'The Hunt' Review: Craig Zobel's take on culture war comes with extreme violence, gory deaths and grim humor
Minus all this, especially for those averse to politics, 'The Hunt' can come across as classic hunter and a story that is worth spending 90 minutes on
'The Hunt' should have released last year. It made headlines when the storyline promised just what the title aptly suggested — a human hunt fest. Craig Zobel's extremely violent thriller or shall we call it psychotic horror was shot in the knee when it came under the crosshairs of experts. Add to this, the mass shootings in Ohio, Dayton, and El Paso gave film critics a chance to outline how content in recent times has found a newfound lust to splatter blood generously on screen.
Universal pulled the plug temporarily by pushing the release date by six months. And soon after the movie's premise, the theme and the views looked at for potential and rather unorthodox marketing peg. 'The Hunt' is a darker, gory and quadruply violent version of Richard Connell's 1924 novel, 'The Most Dangerous Game'. Quite recently, the theme was even adopted by Nick Santora for his Quibi project 'Most Dangerous Game' starring Liam Hemsworth and Christoph Waltz.
This one's a rather stark contrast as it sees a band of "Elites" whose trigger-finger goes haywire as they exercise their Second Amendment rights to the fullest by hunting "deplorables" who they handpick. The 90-minute affair sees a dozen victims brutally headshot, poisoned, blown up, impaled and gassed to hideous deaths.
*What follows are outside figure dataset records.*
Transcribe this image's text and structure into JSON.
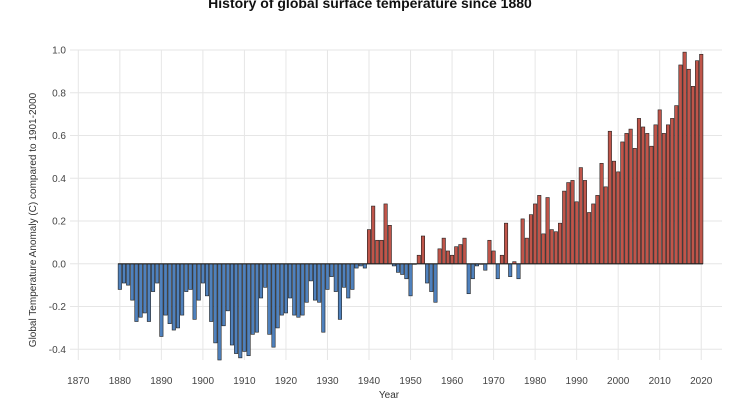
{
  "chart_data": {
    "type": "bar",
    "title": "History of global surface temperature since 1880",
    "xlabel": "Year",
    "ylabel": "Global Temperature Anomaly (C) compared to 1901-2000",
    "xlim": [
      1868,
      2025
    ],
    "ylim": [
      -0.45,
      1.0
    ],
    "x_ticks": [
      1870,
      1880,
      1890,
      1900,
      1910,
      1920,
      1930,
      1940,
      1950,
      1960,
      1970,
      1980,
      1990,
      2000,
      2010,
      2020
    ],
    "y_ticks": [
      -0.4,
      -0.2,
      0.0,
      0.2,
      0.4,
      0.6,
      0.8,
      1.0
    ],
    "y_tick_labels": [
      "-0.4",
      "-0.2",
      "0.0",
      "0.2",
      "0.4",
      "0.6",
      "0.8",
      "1.0"
    ],
    "grid": true,
    "legend": "none",
    "colors": {
      "positive": "#c0554a",
      "negative": "#4f81bd",
      "bar_edge": "#222222"
    },
    "x": [
      1880,
      1881,
      1882,
      1883,
      1884,
      1885,
      1886,
      1887,
      1888,
      1889,
      1890,
      1891,
      1892,
      1893,
      1894,
      1895,
      1896,
      1897,
      1898,
      1899,
      1900,
      1901,
      1902,
      1903,
      1904,
      1905,
      1906,
      1907,
      1908,
      1909,
      1910,
      1911,
      1912,
      1913,
      1914,
      1915,
      1916,
      1917,
      1918,
      1919,
      1920,
      1921,
      1922,
      1923,
      1924,
      1925,
      1926,
      1927,
      1928,
      1929,
      1930,
      1931,
      1932,
      1933,
      1934,
      1935,
      1936,
      1937,
      1938,
      1939,
      1940,
      1941,
      1942,
      1943,
      1944,
      1945,
      1946,
      1947,
      1948,
      1949,
      1950,
      1951,
      1952,
      1953,
      1954,
      1955,
      1956,
      1957,
      1958,
      1959,
      1960,
      1961,
      1962,
      1963,
      1964,
      1965,
      1966,
      1967,
      1968,
      1969,
      1970,
      1971,
      1972,
      1973,
      1974,
      1975,
      1976,
      1977,
      1978,
      1979,
      1980,
      1981,
      1982,
      1983,
      1984,
      1985,
      1986,
      1987,
      1988,
      1989,
      1990,
      1991,
      1992,
      1993,
      1994,
      1995,
      1996,
      1997,
      1998,
      1999,
      2000,
      2001,
      2002,
      2003,
      2004,
      2005,
      2006,
      2007,
      2008,
      2009,
      2010,
      2011,
      2012,
      2013,
      2014,
      2015,
      2016,
      2017,
      2018,
      2019,
      2020
    ],
    "values": [
      -0.12,
      -0.09,
      -0.1,
      -0.17,
      -0.27,
      -0.25,
      -0.23,
      -0.27,
      -0.13,
      -0.09,
      -0.34,
      -0.24,
      -0.28,
      -0.31,
      -0.3,
      -0.24,
      -0.13,
      -0.12,
      -0.26,
      -0.17,
      -0.09,
      -0.15,
      -0.27,
      -0.37,
      -0.45,
      -0.29,
      -0.22,
      -0.38,
      -0.42,
      -0.44,
      -0.41,
      -0.43,
      -0.33,
      -0.32,
      -0.16,
      -0.11,
      -0.33,
      -0.39,
      -0.3,
      -0.24,
      -0.23,
      -0.16,
      -0.24,
      -0.25,
      -0.24,
      -0.18,
      -0.08,
      -0.17,
      -0.18,
      -0.32,
      -0.12,
      -0.06,
      -0.13,
      -0.26,
      -0.11,
      -0.16,
      -0.12,
      -0.02,
      -0.01,
      -0.02,
      0.16,
      0.27,
      0.11,
      0.11,
      0.28,
      0.18,
      -0.01,
      -0.04,
      -0.05,
      -0.07,
      -0.15,
      0.0,
      0.04,
      0.13,
      -0.09,
      -0.13,
      -0.18,
      0.07,
      0.12,
      0.06,
      0.04,
      0.08,
      0.09,
      0.12,
      -0.14,
      -0.07,
      -0.01,
      0.0,
      -0.03,
      0.11,
      0.06,
      -0.07,
      0.04,
      0.19,
      -0.06,
      0.01,
      -0.07,
      0.21,
      0.12,
      0.23,
      0.28,
      0.32,
      0.14,
      0.31,
      0.16,
      0.15,
      0.19,
      0.34,
      0.38,
      0.39,
      0.29,
      0.45,
      0.39,
      0.24,
      0.28,
      0.32,
      0.47,
      0.36,
      0.62,
      0.48,
      0.43,
      0.57,
      0.61,
      0.63,
      0.54,
      0.68,
      0.64,
      0.61,
      0.55,
      0.65,
      0.72,
      0.61,
      0.65,
      0.68,
      0.74,
      0.93,
      0.99,
      0.91,
      0.83,
      0.95,
      0.98
    ]
  }
}
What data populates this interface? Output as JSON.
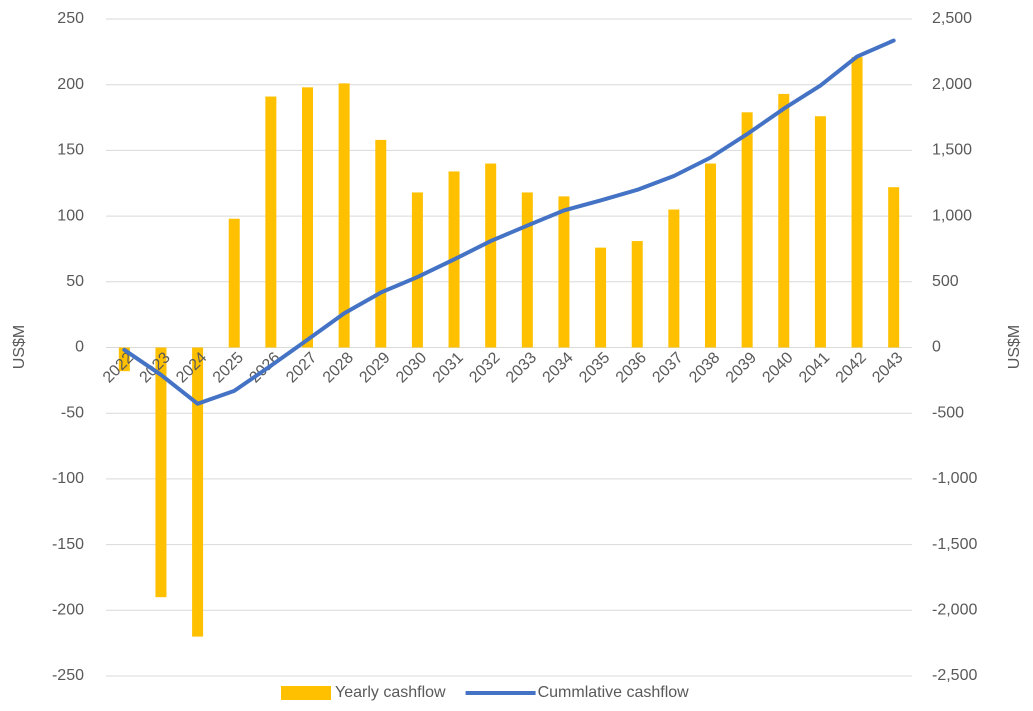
{
  "chart_data": {
    "type": "bar-line",
    "categories": [
      "2022",
      "2023",
      "2024",
      "2025",
      "2026",
      "2027",
      "2028",
      "2029",
      "2030",
      "2031",
      "2032",
      "2033",
      "2034",
      "2035",
      "2036",
      "2037",
      "2038",
      "2039",
      "2040",
      "2041",
      "2042",
      "2043"
    ],
    "series": [
      {
        "name": "Yearly cashflow",
        "type": "bar",
        "color": "#ffc000",
        "values": [
          -18,
          -190,
          -220,
          98,
          191,
          198,
          201,
          158,
          118,
          134,
          140,
          118,
          115,
          76,
          81,
          105,
          140,
          179,
          193,
          176,
          221,
          122
        ]
      },
      {
        "name": "Cummlative cashflow",
        "type": "line",
        "axis": "y2",
        "color": "#4472c4",
        "values": [
          -18,
          -208,
          -428,
          -330,
          -139,
          59,
          260,
          418,
          536,
          670,
          810,
          928,
          1043,
          1119,
          1200,
          1305,
          1445,
          1624,
          1817,
          1993,
          2214,
          2336
        ]
      }
    ],
    "ylabel": "US$M",
    "y2label": "US$M",
    "ylim": [
      -250,
      250
    ],
    "yticks": [
      -250,
      -200,
      -150,
      -100,
      -50,
      0,
      50,
      100,
      150,
      200,
      250
    ],
    "y2lim": [
      -2500,
      2500
    ],
    "y2ticks": [
      {
        "value": -2500,
        "label": "-2,500"
      },
      {
        "value": -2000,
        "label": "-2,000"
      },
      {
        "value": -1500,
        "label": "-1,500"
      },
      {
        "value": -1000,
        "label": "-1,000"
      },
      -500,
      0,
      500,
      {
        "value": 1000,
        "label": "1,000"
      },
      {
        "value": 1500,
        "label": "1,500"
      },
      {
        "value": 2000,
        "label": "2,000"
      },
      {
        "value": 2500,
        "label": "2,500"
      }
    ],
    "grid": true,
    "legend": "bottom"
  }
}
Safe to say not a single one of them would have envisaged their lives to be snuffed out in an instant and in a manner they never dreamt of.
'The Hunt' is slick. It's crisp, it's pacy and definitely packed with meme-worthy lines coupled with some intense violence. "Right to keep and bear arms" gets new meaning as the Elites kidnap these people and use that part of the rights to pull out a victim's eyeball and pull it up all the way. Zobel seems to have consciously intended the extreme savagery and that works in the film's favor. The R-Rated political satire sees sets up bloody Blue blood vs Redneck tussle.
Minus all this, especially for those averse to politics, 'The Hunt' can come across as classic hunter and the hunted story. The hunted get their chance to survive, although quite bleak when they are woken up in a booby-trapped alien location. To level the playing field, they are offered weapons but get sniped to death before learning to operate a firearm. The film boasts of an ensemble cast— Hilary Swank, Justin Hartley, Betty Gilpin and Emma Roberts. It also stars Ethan Suplee ('Remember the Titans'), Macon Blair ('Blue Ruin'), JC MacKenzie ('Dark Angel'), Wayne Duvall ('A Quiet Place: Part II), Reed Birney, Teri Wyble ('The Walking Dead') and Sturgill Simpson ('High Top Mountain').
And while some of these big names have a short-lived screen presence (They die, to be precise), Swank and Gilpin provide the cheer in the form a final showdown. While Swank's Athena is introduced as a cold-hearted hunter, Gilpin's "Snowball" Crystal is a survivor. She's also the saving grace if the film tanks in the eyes of the viewers who are set to watch it on VoD on May 26. The tussle encompasses multiple emotions and the common one between the two is rage. Raw and uncontrollable as they pummel and pound for survival.
In the end, 'The Hunt' can quite simply be summed up as a tale of frustration from both parties that see them try and blow each other's brains out. But in trying to take a dig at politics, Zobel has created an effective and precise weapon. There is no question about the film's quality. It does go a little over-the-top but deftly balances the storyline in the form of some audacious, gritty violence.
'The Hunt' is available on VoD platforms.